Une trentaine de personnes vivant avec le VIH (PVVIH) ont pris part, ce lundi 19 mai, à une manifestation devant la Villa d’accueil, à Musseau, pour exprimer leur indignation et tirer la sonnette d’alarme sur les conséquences dramatiques de la suspension du financement de l’Agence des États-Unis pour le développement international (USAID) aux programmes de lutte contre le VIH/SIDA en Haïti.
Une mobilisation qui fait écho à une crise sanitaire silencieuse
Cette manifestation intervient dans un contexte de grande inquiétude dans les milieux sanitaires haïtiens, après la décision de l’administration américaine, en février dernier, de mettre un terme au soutien financier qu’elle apportait depuis des années à la lutte contre le VIH/SIDA dans le pays. Ce financement représentait la principale source d’achat et de distribution des traitements antirétroviraux pour les patients haïtiens.
« San medikaman sa yo, se lavi nou ki an danje », a lancé l’un des manifestants, visiblement affecté par la tournure des événements. Des pancartes, des chants de protestation, des cris de désespoir : la scène illustre bien la panique croissante parmi les PVVIH, aujourd’hui confrontés à l’incertitude quant à la continuité de leur traitement.
L’ampleur de la dépendance au financement américain
Selon les dernières statistiques fournies par le Programme national de lutte contre le SIDA (PNLS), environ 150 000 personnes vivent avec le VIH en Haïti. Sur ce nombre, près de 90 000 dépendaient directement des subventions de l’USAID pour accéder à leurs traitements quotidiens. Ce chiffre souligne l’ampleur du vide que laisse le retrait américain dans le système de santé haïtien.

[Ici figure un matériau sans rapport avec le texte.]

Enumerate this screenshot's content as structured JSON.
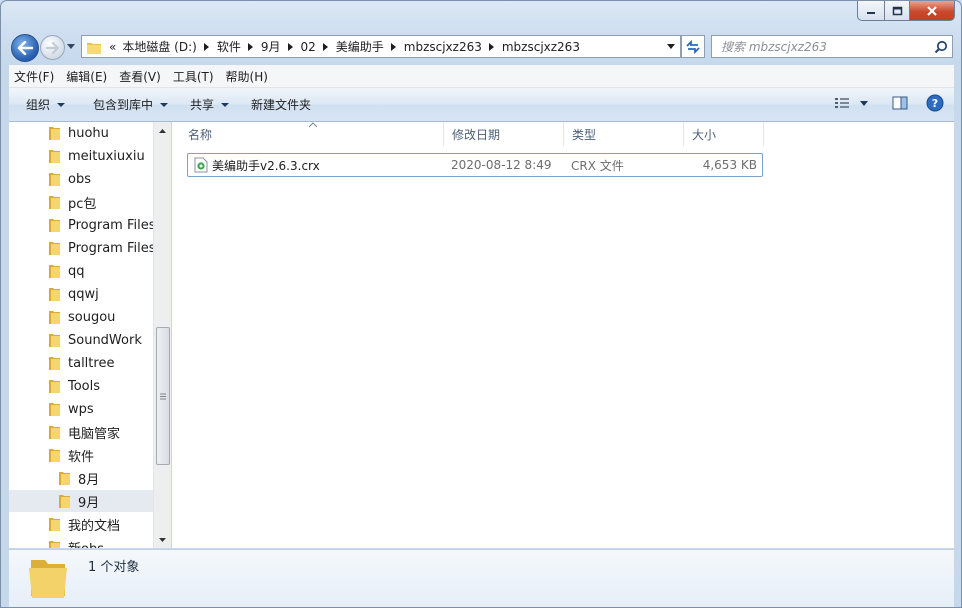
{
  "window": {
    "caption_buttons": [
      "minimize-icon",
      "maximize-icon",
      "close-icon"
    ]
  },
  "nav": {
    "address": {
      "overflow": "«",
      "breadcrumbs": [
        "本地磁盘 (D:)",
        "软件",
        "9月",
        "02",
        "美编助手",
        "mbzscjxz263",
        "mbzscjxz263"
      ]
    },
    "search_placeholder": "搜索 mbzscjxz263"
  },
  "menu": [
    "文件(F)",
    "编辑(E)",
    "查看(V)",
    "工具(T)",
    "帮助(H)"
  ],
  "toolbar": {
    "organize": "组织",
    "include_in_library": "包含到库中",
    "share": "共享",
    "new_folder": "新建文件夹"
  },
  "tree": {
    "items": [
      {
        "label": "huohu",
        "level": 0
      },
      {
        "label": "meituxiuxiu",
        "level": 0
      },
      {
        "label": "obs",
        "level": 0
      },
      {
        "label": "pc包",
        "level": 0
      },
      {
        "label": "Program Files",
        "level": 0
      },
      {
        "label": "Program Files",
        "level": 0
      },
      {
        "label": "qq",
        "level": 0
      },
      {
        "label": "qqwj",
        "level": 0
      },
      {
        "label": "sougou",
        "level": 0
      },
      {
        "label": "SoundWork",
        "level": 0
      },
      {
        "label": "talltree",
        "level": 0
      },
      {
        "label": "Tools",
        "level": 0
      },
      {
        "label": "wps",
        "level": 0
      },
      {
        "label": "电脑管家",
        "level": 0
      },
      {
        "label": "软件",
        "level": 0
      },
      {
        "label": "8月",
        "level": 1
      },
      {
        "label": "9月",
        "level": 1,
        "selected": true
      },
      {
        "label": "我的文档",
        "level": 0
      },
      {
        "label": "新obs",
        "level": 0
      }
    ]
  },
  "columns": [
    "名称",
    "修改日期",
    "类型",
    "大小"
  ],
  "files": [
    {
      "name": "美编助手v2.6.3.crx",
      "modified": "2020-08-12 8:49",
      "type": "CRX 文件",
      "size": "4,653 KB"
    }
  ],
  "status": {
    "count_text": "1 个对象"
  }
}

Plusieurs organisations communautaires actives dans l’accompagnement des PVVIH ont exprimé leurs craintes face à cette situation. Elles mettent en garde contre une potentielle recrudescence des cas d’infections, une baisse drastique de l’adhésion au traitement, et une hausse de la mortalité si aucune alternative d’urgence n’est mise en œuvre par les autorités locales ou d’autres partenaires internationaux.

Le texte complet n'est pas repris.